Compensation Policy in the Financial Supervision Act

We have previously written in this newsletter about the Regulation on Restrained Compensation Policies Dutch Financial Supervision Act 2011 ("Wft") of the Dutch Central Bank ("DNB") that entered into force on 1 January 2011. Starting from 1 January 2012, DNB's powers of enforcement in the field of compensation policy are also enshrined in the Wft. Implementing Directive 2010/76 (Capital Requirement Directive III), the "Act amending the Wft to implement the amended and revised Banks Directive and the amended and revised Capital Adequacy Directive" incorporates DNB's powers of enforcement in respect of compensation policies into Section 3:111a under f and g of the Wft. The new Act provides that if a bank or investment firm fails to meet the requirements for its business operations, liquidity or regulatory capital, the DNB may dictate that:

  1. the variable compensation of directors is limited to a specific percentage of total net revenue; and
  2. the bank or investment firm has to use its net profits to strengthen its regulatory capital (instead of using it for paying compensation).

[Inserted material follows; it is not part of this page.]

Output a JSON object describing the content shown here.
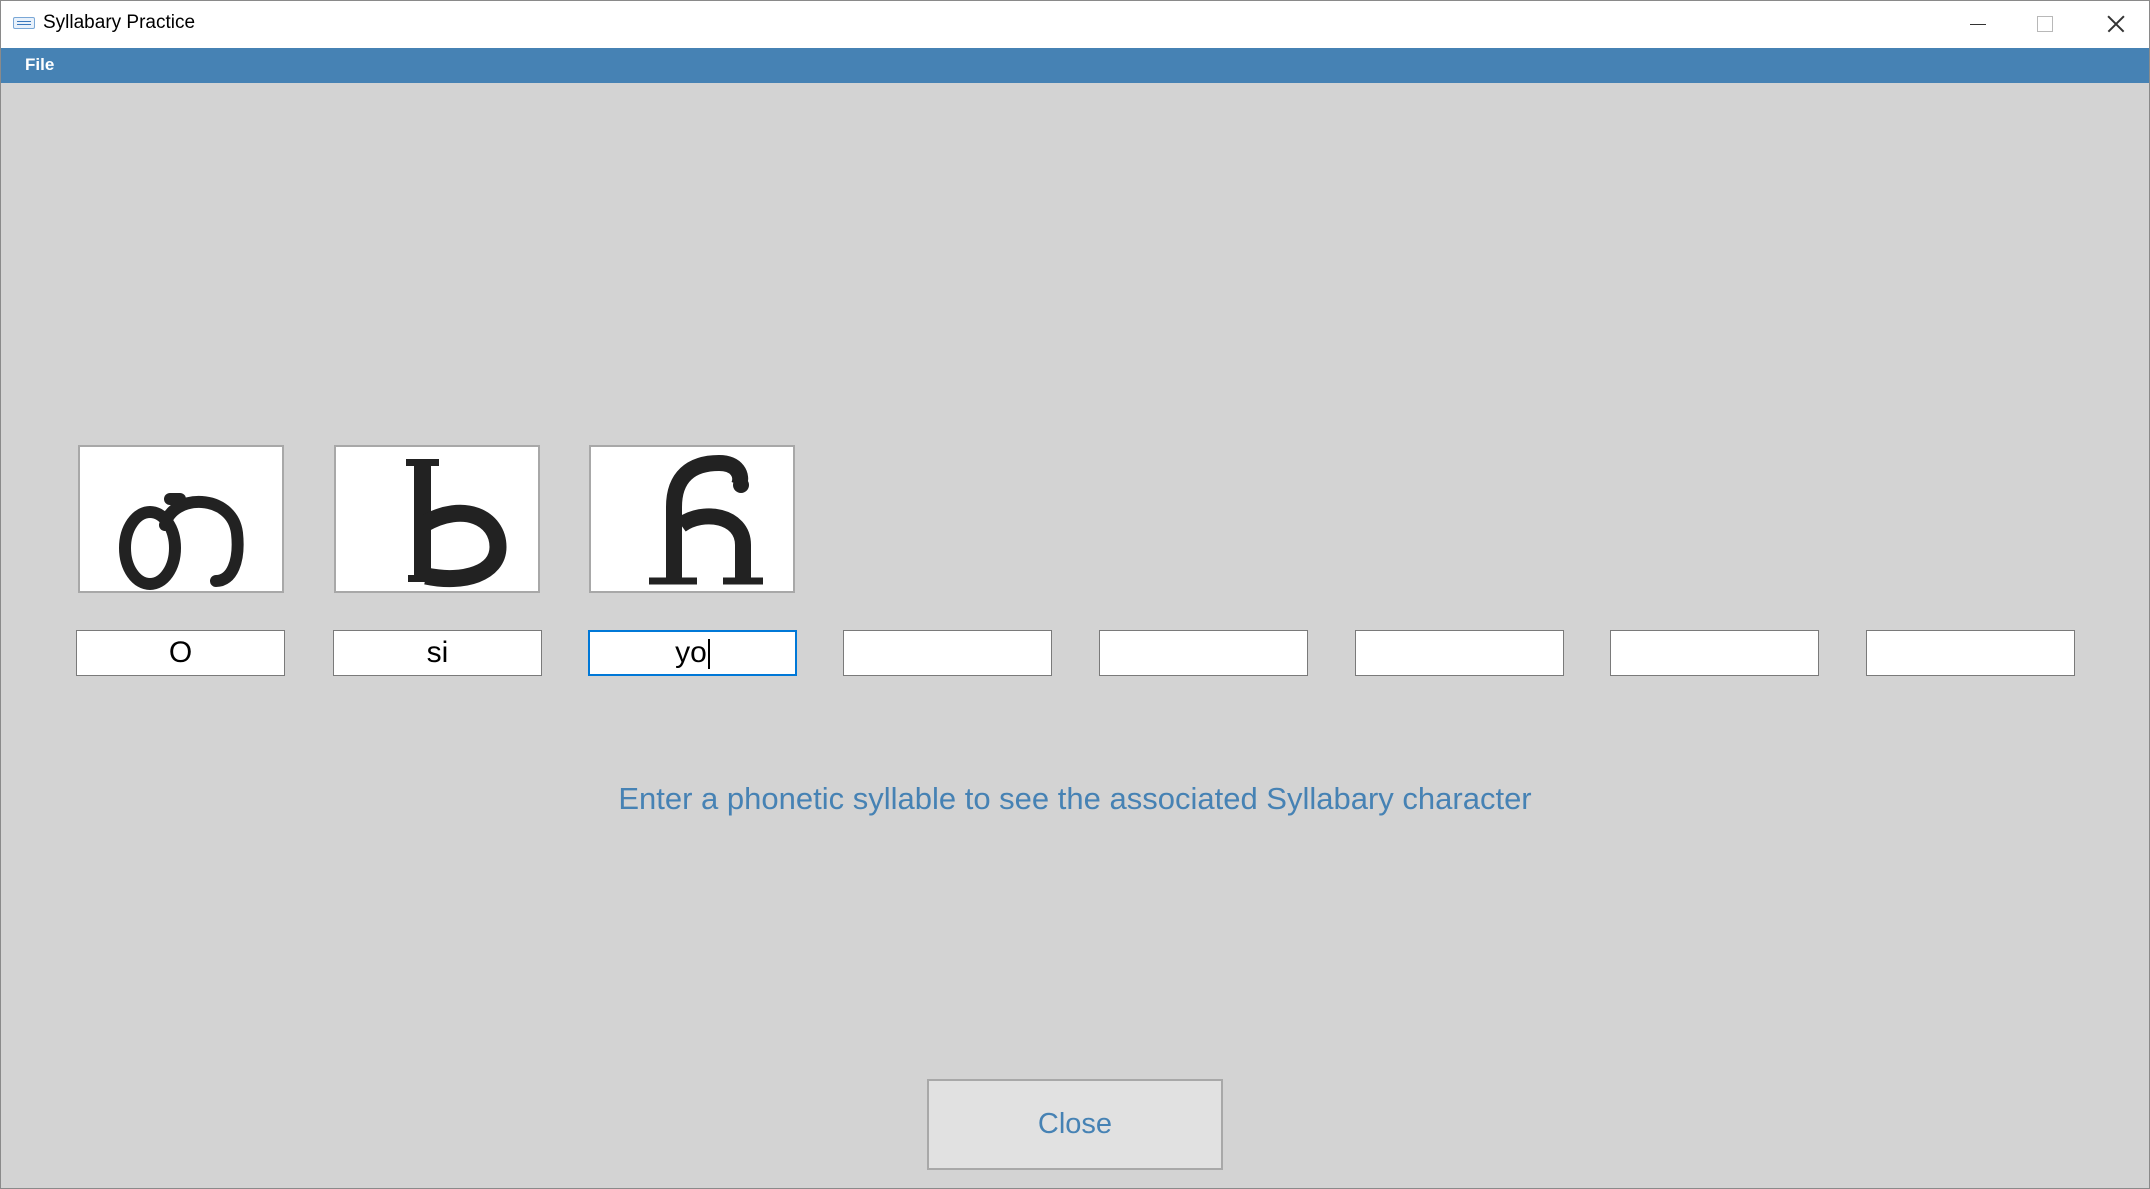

The scheme applies to staff whose professional activities have a material impact on the risk profile of the financial undertaking. As was announced before, further rules for compensation policies have been incorporated as of 1 January 2011 in the Regulation on Restrained Compensation Policies.

Bill on Adjustment and Claw-Back of Executive Compensation

The second interesting development in the field of executive compensation we wish to discuss is the bill called "Adjustment and claw-back of executive compensation". This bill provides for the addition of subsections 6, 7 and 8 to Section 2:135 of the Dutch Civil Code ("DCC"), including a real option to reclaim ('claw back') bonuses.

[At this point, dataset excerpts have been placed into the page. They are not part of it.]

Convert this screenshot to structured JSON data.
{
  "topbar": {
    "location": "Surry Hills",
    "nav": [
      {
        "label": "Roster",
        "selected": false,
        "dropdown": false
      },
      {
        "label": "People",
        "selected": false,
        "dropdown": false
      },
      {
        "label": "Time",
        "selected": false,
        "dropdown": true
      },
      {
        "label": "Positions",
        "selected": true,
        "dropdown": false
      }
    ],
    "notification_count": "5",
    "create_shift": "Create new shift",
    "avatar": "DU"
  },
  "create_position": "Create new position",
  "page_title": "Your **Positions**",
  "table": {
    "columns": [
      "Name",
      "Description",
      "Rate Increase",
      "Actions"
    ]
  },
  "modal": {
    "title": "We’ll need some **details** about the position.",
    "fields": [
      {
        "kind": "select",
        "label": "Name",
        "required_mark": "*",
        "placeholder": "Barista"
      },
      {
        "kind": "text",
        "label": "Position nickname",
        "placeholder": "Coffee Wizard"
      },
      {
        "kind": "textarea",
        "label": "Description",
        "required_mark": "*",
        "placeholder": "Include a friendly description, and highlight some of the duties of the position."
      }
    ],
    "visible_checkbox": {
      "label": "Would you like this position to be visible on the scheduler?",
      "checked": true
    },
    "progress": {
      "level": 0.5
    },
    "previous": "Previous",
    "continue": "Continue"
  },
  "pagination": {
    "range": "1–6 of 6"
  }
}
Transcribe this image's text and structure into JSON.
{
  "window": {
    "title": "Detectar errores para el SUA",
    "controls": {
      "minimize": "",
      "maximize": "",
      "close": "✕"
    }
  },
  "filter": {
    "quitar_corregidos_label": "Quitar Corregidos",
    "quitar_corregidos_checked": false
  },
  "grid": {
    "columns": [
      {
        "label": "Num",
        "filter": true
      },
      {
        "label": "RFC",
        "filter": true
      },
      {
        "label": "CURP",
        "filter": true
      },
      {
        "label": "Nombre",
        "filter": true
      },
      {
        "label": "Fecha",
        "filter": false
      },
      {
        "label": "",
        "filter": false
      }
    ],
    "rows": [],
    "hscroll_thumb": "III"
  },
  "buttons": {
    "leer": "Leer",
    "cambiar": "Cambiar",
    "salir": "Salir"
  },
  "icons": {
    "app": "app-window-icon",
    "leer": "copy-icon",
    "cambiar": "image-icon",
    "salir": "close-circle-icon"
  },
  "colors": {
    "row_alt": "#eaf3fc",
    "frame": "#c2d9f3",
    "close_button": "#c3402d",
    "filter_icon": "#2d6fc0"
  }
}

Subsection 6 of the new Section 2:135 of the DCC provides – in accordance with the Corporate Governance Code – that the corporate body authorized to fix the remuneration shall have the power to adjust the amount of a bonus of the board of directors, if paying out the bonus would be unacceptable according to the standards of reasonableness and fairness (the "test of reasonableness").

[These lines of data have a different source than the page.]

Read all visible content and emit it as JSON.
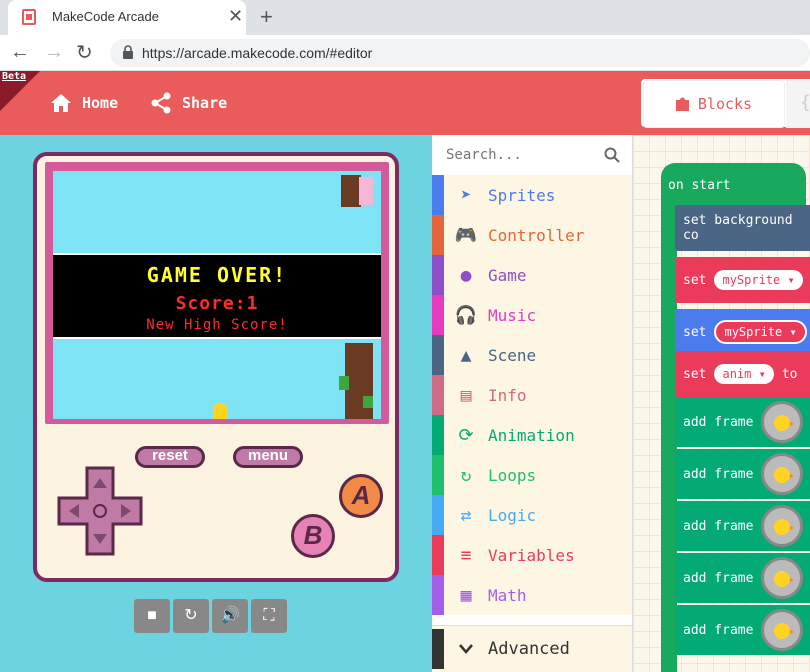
{
  "browser": {
    "tab_title": "MakeCode Arcade",
    "url": "https://arcade.makecode.com/#editor"
  },
  "header": {
    "beta": "Beta",
    "home": "Home",
    "share": "Share",
    "blocks": "Blocks",
    "js_tab": "{"
  },
  "game": {
    "title": "GAME OVER!",
    "score": "Score:1",
    "high_score": "New High Score!"
  },
  "console": {
    "reset": "reset",
    "menu": "menu",
    "a": "A",
    "b": "B"
  },
  "toolbox": {
    "search_placeholder": "Search...",
    "categories": [
      {
        "label": "Sprites",
        "color": "#4b7bec",
        "icon": "paper-plane-icon"
      },
      {
        "label": "Controller",
        "color": "#e4653a",
        "icon": "gamepad-icon"
      },
      {
        "label": "Game",
        "color": "#8e4ec6",
        "icon": "circle-icon"
      },
      {
        "label": "Music",
        "color": "#e63abf",
        "icon": "headphones-icon"
      },
      {
        "label": "Scene",
        "color": "#4b6584",
        "icon": "tree-icon"
      },
      {
        "label": "Info",
        "color": "#cf6a87",
        "icon": "id-card-icon"
      },
      {
        "label": "Animation",
        "color": "#03aa74",
        "icon": "refresh-icon"
      },
      {
        "label": "Loops",
        "color": "#20bf6b",
        "icon": "loop-icon"
      },
      {
        "label": "Logic",
        "color": "#45aaf2",
        "icon": "shuffle-icon"
      },
      {
        "label": "Variables",
        "color": "#eb3b5a",
        "icon": "list-icon"
      },
      {
        "label": "Math",
        "color": "#a55eea",
        "icon": "calculator-icon"
      }
    ],
    "advanced": "Advanced"
  },
  "workspace": {
    "on_start": "on start",
    "set_bg": "set background co",
    "set1": "set",
    "var1": "mySprite ▾",
    "set2": "set",
    "var2": "mySprite ▾",
    "set3": "set",
    "var3": "anim ▾",
    "to": "to",
    "add_frame": "add frame"
  }
}
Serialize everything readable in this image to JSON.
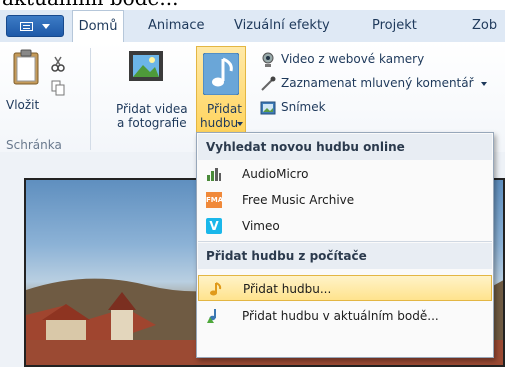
{
  "top_strip_text": "aktuálním bodě...",
  "tabs": [
    {
      "label": "Domů"
    },
    {
      "label": "Animace"
    },
    {
      "label": "Vizuální efekty"
    },
    {
      "label": "Projekt"
    },
    {
      "label": "Zob"
    }
  ],
  "ribbon": {
    "clipboard": {
      "paste_label": "Vložit",
      "group_label": "Schránka"
    },
    "add_videos_label_line1": "Přidat videa",
    "add_videos_label_line2": "a fotografie",
    "add_music_label_line1": "Přidat",
    "add_music_label_line2": "hudbu",
    "webcam_label": "Video z webové kamery",
    "narration_label": "Zaznamenat mluvený komentář",
    "snapshot_label": "Snímek"
  },
  "menu": {
    "header_online": "Vyhledat novou hudbu online",
    "online_items": [
      {
        "label": "AudioMicro",
        "icon": "audiomicro-icon"
      },
      {
        "label": "Free Music Archive",
        "icon": "fma-icon",
        "icon_text": "FMA"
      },
      {
        "label": "Vimeo",
        "icon": "vimeo-icon",
        "icon_text": "V"
      }
    ],
    "header_local": "Přidat hudbu z počítače",
    "local_items": [
      {
        "label": "Přidat hudbu...",
        "icon": "music-note-icon"
      },
      {
        "label": "Přidat hudbu v aktuálním bodě...",
        "icon": "music-note-plus-icon"
      }
    ]
  },
  "colors": {
    "accent": "#1e59a8",
    "highlight": "#ffd45e",
    "tab_text": "#1e395b"
  }
}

To top it all, subsection 8 provides that a bonus may be claimed from the director in whole or in part as far as it was paid on the basis of incorrect information about the achievement of the targets on which the bonus was based, or about the circumstances on which the bonus was conditional (the "claw-back scheme").

As it is, Section 2:135 of the DCC only relates to the compensation policy of public limited companies, but in the bill this section is declared applicable by analogy to banks/cooperatives and to insurance societies/mutual insurance societies, as well as to banks and insurance societies having the legal form of a BV (private company). In addition, the test of reasonableness and the claw-back scheme are made applicable to all financial undertakings within the meaning of the – administrative-law – Wft. This is done by adding a new Section 1:111 to the Wft, which declares subsections 6 and 8 of Section 2:135 of the DCC applicable by analogy. However, the difference still remains that Section 1:111 of the Wft, as opposed to Section 2:135 of the DCC, also applies to other day-to-day policymakers than directors.

Bill Banning Bonuses for State-Supported Financial Enterprises

The bill submitted on 26 October 2011 entitled "Bill banning bonuses for state-supported financial enterprises" provides for a new Section 1:112 in the Wft. This section prohibits financial enterprises that are receiving or have received state support from paying out any bonuses to directors. Such enterprises are also banned from implementing excessive salary increases during the period when, and as long as, they are receiving support.

Consequently, Section 1:112 of the Wft has two components. Firstly, the section regulates that all payments of the variable part of the compensation – the "bonus" – of directors of state-supported financial institutions are set at EUR 0 by operation of law. Secondly, the other components of directors' compensation – the fixed salary – are frozen.

At present, financial institutions that have been nationalized due to the crisis are beyond the scope of this bill. Nationalization is not capital support, and can therefore not be qualified as "state support". However, on 6 February of this year, the Finance Minister stated that he considers this unacceptable; he thinks that nationalized financial institutions too should be included in the bill. The parties in government VVD and CDA, together with their supporting party in Parliament PVV, have meanwhile prepared an amended version of the bill.

Bill on Standardization of Top Officers' Compensation in Public and Semi-Public Sector

On 6 December 2011, the Lower House of Parliament agreed to the bill that binds compensation of directors and executive officers in the public and semi-public sector to a statutory maximum. According to this bill, the salaries of directors and executive officers in the public sector and in semi-public institutions may not exceed 130 percent of the gross annual salary of a government minister. Severance pays are capped at EUR 75,000. The written preparation of the discussion of this bill is currently in the hands of the Parliamentary Committee of the Interior/General Affairs.

Conclusion

All in all, a lot is going on in the compensation world. The legislator, DNB and AFM (the Netherlands Authority for the Financial Markets) have clearly made efforts aimed at eradicating "perverse pay incentives". It is worth monitoring how these efforts and the supervision of DNB and AFM in the field of compensation will work out in practice.